The closer to the final, though, the more the film departed from the book; mind you not in a good way. I could swallow the fact that the movie boyfriend of Andrea shacked up with her and was a cook (in the book Andrea lived with her BFF, Lily, and her boyfriend only visited them from time to time and he was a teacher, not a cook). I could swallow that the character of Lily, a great counterpoint to Andrea in the novel, in the movie was reduced to a mere accessory – a girl squealing over a new Marc Jacob bag or telling Andrea off because she was kissing another guy in public. I bet the actress playing Lily was featured only because she filled two important quota – she was female and black. I almost heard the director ticking the appropriate boxes happily: racial minorities representative – check. If they are female you score a bonus – check again.
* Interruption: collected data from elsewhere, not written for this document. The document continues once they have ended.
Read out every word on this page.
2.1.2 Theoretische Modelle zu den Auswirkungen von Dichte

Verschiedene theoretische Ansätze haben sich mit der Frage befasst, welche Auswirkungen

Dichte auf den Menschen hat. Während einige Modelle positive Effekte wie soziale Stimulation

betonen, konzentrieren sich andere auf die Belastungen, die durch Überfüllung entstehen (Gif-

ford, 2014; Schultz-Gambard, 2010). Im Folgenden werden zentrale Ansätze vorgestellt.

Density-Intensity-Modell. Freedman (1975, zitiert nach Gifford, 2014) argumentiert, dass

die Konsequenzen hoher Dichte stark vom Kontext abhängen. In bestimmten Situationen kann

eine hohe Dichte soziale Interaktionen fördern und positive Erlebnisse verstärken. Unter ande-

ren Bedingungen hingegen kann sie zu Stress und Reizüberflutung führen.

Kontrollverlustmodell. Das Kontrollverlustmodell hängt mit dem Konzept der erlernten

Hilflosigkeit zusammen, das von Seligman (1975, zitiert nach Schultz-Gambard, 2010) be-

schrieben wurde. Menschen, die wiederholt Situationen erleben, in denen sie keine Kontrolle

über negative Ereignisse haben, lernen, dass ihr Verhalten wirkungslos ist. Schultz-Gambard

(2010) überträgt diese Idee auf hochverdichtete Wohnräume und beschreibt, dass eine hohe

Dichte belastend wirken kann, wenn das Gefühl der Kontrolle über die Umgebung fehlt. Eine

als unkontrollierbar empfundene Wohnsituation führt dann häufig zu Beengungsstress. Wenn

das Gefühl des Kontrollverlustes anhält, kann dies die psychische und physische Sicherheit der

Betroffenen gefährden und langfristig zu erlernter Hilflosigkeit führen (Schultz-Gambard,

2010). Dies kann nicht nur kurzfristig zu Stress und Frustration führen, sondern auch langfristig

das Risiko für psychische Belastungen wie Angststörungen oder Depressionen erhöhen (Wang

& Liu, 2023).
What I missed the most was the strange love-hate, admire-detest dynamics between Andrea and her employer. It was almost imperceptible in the movie while it was one of the major
highlights of the book, at least for me. I was fascinated by their tug-of-war. The completely skewed world perception of Miranda and her sadistic demands after a while were able to influence young Andy, emphasizing and feeding up the worst features of that girl’s character; features which lie dormant (or not so dormant) in practically everybody’s subconsciousness, including perhaps even the saints. Also the background of Miranda Priestley, so diligently researched by Andy (a journalist-to-be after all) in the book and explaining some patterns of her boss’s behaviour, was completely glossed over in the movie. Pity.
Still the ending of the film was the worst – saccharine, unrealistic, too happy and too shallow to make me even smile. In short it ends with Andy and Miranda viewing one another with mutual respect and even a kind of remote sympathy. The book afforded Andrea no such connection as she SPOILER section, highlight to read or skip cursed Miranda to her face publicly in Paris, over a truly outlandish demand, and was consequently fired on the spot. Of course after such a termination of her contract Andy never got Miranda’s much-coveted support but, miraculously, she did find another job. It was clear that the great Miranda Priestley had as many admirers as enemies and the girl was lucky to stumble upon one of the Miranda-haters. It sounded as right as the movie sounded false.
Read the book or watch the movie, depending on how much time you have. The movie, shorter and visually very attractive, is fine for an uncomplicated, fun evening with chocolate and bubbles. The book is a bit more complex and quite long but so much more rewarding.